Though there are literally thousands of cryptocurrencies in the digital currency market, Bitcoin is the foremost, originally created for and ‘mined’ through blockchain technology. As with other cryptocurrencies, it has no intrinsic value and its price point is based on (at times volatile) market conditions. “Only” twenty-one million bitcoin were ever intended to be put into digital circulation, with each release of bitcoin meant to render the next incrementally more difficult to extract. At the time of writing this post, the number of bitcoin that have been mined into circulation (out of the 21 million possible) is fast approaching 17 million. Bitcoin miners use an enormous amount of electricity when they harness the power of hardware and software needed to mine bitcoin and logically secure and process transactions in the blockchain network. Through this process, miners “find” the blocks that are written into the blockchain. Everytime a block is found, miners are rewarded with bitcoin in return. Blockchain and bitcoin have a feedback relationship; miners are awarded bitcoin as an incentive to maintain the blockchain network, and blockchain technology is used to verify the transactions that occur on the Bitcoin network.
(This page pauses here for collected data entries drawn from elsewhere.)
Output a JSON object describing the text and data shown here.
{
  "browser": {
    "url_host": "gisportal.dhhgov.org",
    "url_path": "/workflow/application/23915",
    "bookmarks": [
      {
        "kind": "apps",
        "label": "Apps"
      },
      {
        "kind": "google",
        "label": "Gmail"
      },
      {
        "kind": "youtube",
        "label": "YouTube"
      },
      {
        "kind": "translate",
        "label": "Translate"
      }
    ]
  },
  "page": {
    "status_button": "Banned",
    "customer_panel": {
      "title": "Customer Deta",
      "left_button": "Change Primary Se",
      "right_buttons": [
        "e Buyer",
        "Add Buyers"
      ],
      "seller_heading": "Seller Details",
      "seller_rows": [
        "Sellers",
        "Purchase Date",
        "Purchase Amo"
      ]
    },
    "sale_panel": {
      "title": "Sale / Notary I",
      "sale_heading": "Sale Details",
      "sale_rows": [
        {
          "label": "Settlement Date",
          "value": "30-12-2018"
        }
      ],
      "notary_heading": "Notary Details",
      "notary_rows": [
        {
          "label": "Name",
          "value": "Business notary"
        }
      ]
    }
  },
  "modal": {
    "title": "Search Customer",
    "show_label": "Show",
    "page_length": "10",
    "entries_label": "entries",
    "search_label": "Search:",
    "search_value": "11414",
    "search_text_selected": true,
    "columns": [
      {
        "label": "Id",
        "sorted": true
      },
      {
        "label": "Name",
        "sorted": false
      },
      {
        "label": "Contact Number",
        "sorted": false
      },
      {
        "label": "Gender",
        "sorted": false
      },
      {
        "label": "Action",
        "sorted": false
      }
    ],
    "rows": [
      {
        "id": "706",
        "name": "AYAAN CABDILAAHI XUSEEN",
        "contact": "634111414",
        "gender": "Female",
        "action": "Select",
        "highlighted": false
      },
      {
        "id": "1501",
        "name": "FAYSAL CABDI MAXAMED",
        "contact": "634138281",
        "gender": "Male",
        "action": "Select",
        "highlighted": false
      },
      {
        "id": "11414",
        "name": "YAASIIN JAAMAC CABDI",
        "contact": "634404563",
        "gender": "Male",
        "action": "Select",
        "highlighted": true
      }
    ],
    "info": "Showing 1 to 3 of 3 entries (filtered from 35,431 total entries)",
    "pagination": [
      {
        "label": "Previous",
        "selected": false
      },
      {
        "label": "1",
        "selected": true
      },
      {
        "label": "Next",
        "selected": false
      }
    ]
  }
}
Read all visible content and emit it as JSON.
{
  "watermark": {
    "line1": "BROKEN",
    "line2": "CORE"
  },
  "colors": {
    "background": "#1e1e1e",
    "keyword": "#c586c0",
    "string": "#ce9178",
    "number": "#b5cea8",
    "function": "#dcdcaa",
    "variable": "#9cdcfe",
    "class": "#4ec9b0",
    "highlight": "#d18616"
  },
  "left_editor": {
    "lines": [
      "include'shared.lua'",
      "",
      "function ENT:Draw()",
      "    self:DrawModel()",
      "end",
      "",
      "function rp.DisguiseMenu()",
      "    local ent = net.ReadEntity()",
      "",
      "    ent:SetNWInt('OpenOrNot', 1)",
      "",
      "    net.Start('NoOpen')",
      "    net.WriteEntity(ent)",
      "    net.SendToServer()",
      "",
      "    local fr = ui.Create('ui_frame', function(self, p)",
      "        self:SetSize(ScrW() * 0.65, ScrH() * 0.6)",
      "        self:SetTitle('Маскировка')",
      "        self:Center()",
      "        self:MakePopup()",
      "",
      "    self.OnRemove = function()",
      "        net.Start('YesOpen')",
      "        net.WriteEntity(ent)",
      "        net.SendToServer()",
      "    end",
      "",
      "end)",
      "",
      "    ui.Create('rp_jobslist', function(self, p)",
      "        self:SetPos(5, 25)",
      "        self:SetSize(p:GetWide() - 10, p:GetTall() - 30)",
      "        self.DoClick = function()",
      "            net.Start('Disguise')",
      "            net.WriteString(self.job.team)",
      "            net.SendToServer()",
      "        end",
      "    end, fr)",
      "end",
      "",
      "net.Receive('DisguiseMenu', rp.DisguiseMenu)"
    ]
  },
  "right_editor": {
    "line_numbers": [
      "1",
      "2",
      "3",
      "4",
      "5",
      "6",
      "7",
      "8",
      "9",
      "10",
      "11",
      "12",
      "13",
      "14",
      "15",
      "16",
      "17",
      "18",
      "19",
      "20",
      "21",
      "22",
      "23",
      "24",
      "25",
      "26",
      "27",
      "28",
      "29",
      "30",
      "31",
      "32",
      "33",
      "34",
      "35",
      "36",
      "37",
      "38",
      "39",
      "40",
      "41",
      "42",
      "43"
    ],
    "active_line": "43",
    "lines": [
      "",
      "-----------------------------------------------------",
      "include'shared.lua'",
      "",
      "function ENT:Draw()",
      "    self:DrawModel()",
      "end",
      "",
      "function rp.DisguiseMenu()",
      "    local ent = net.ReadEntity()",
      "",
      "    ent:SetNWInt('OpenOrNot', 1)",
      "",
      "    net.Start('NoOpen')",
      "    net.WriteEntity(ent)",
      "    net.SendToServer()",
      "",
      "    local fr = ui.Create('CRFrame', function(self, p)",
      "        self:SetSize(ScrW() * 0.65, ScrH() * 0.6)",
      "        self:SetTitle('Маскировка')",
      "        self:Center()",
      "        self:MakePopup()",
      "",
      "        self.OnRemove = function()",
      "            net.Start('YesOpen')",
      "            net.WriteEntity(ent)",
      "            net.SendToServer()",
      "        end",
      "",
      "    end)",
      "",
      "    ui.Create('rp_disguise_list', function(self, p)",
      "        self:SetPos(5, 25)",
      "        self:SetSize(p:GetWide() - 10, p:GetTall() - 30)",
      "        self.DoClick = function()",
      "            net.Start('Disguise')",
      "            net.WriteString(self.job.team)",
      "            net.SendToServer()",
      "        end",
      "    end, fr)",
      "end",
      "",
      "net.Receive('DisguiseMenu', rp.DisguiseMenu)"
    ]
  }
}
Canadian Government on the Blockchain Bandwagon
Though cryptocurriences were responsible for bringing blockchain to the forefront, they are but one application of blockchain technology. Whether blockchain can exist without cryptocurrencies is a contentious question. Governments, however, are recognizing use-cases of blockchain technology for the cost efficiency and transparency that it can provide its users.
Now, let’s get back to the technological framework that is blockchain and how our government is using its other applications while emboldening the blockchain movement. Canada is introducing the following two pilot programs that will implement blockchain into their processes.
Border Security Biometrics
In partnership with Accenture, WEF and other global partners, the the Government of Canada is working to release a blockchain- and biometrics-powered prototype that addresses the inefficiencies and error margins in cross-border security. This program will allow travelers to transact digital proofs of their identification to the airport, government and other relevant private/public sector bodies using blockchain and biometrics. This program will aim to improve the visa processes, flight bookings, customs and cross-border security. If this is ever widely implemented, a simple fingerprint and government verification of your identity could be all it takes to expedite your future flight bookings and passage through security checkpoints with little margin for fraud or bureaucratic error.
Grant Dispersal Transparency
With the National Resource Council (NRC), the Government of Canada is also to release a pilot program with Ethereum (a blockchain iteration) as a new mechanism to invest back into the economy. Under this program, government grants transacted toward institutions and entrepreneurs would have, as the NRC has stated, “…unprecedented levels of transparency and trust allowing public records to be searched, verified and audited […]”. All grants that have been transacted could then be subject to public scrutiny as blocks of transactions made — i.e., the recipients, grant intent, and dollar amounts dispersed — could be viewed.
Governments now, including our own, are learning that blockchain is not likely a tech fad but here to stay and it’s best to not brace against the imposing wave. With its implementation in Canada, blockchain will reshape the relationship of security, trust and transparency between the Canadian government and its citizens and, perhaps on a less macro level, to expedite daily business operations.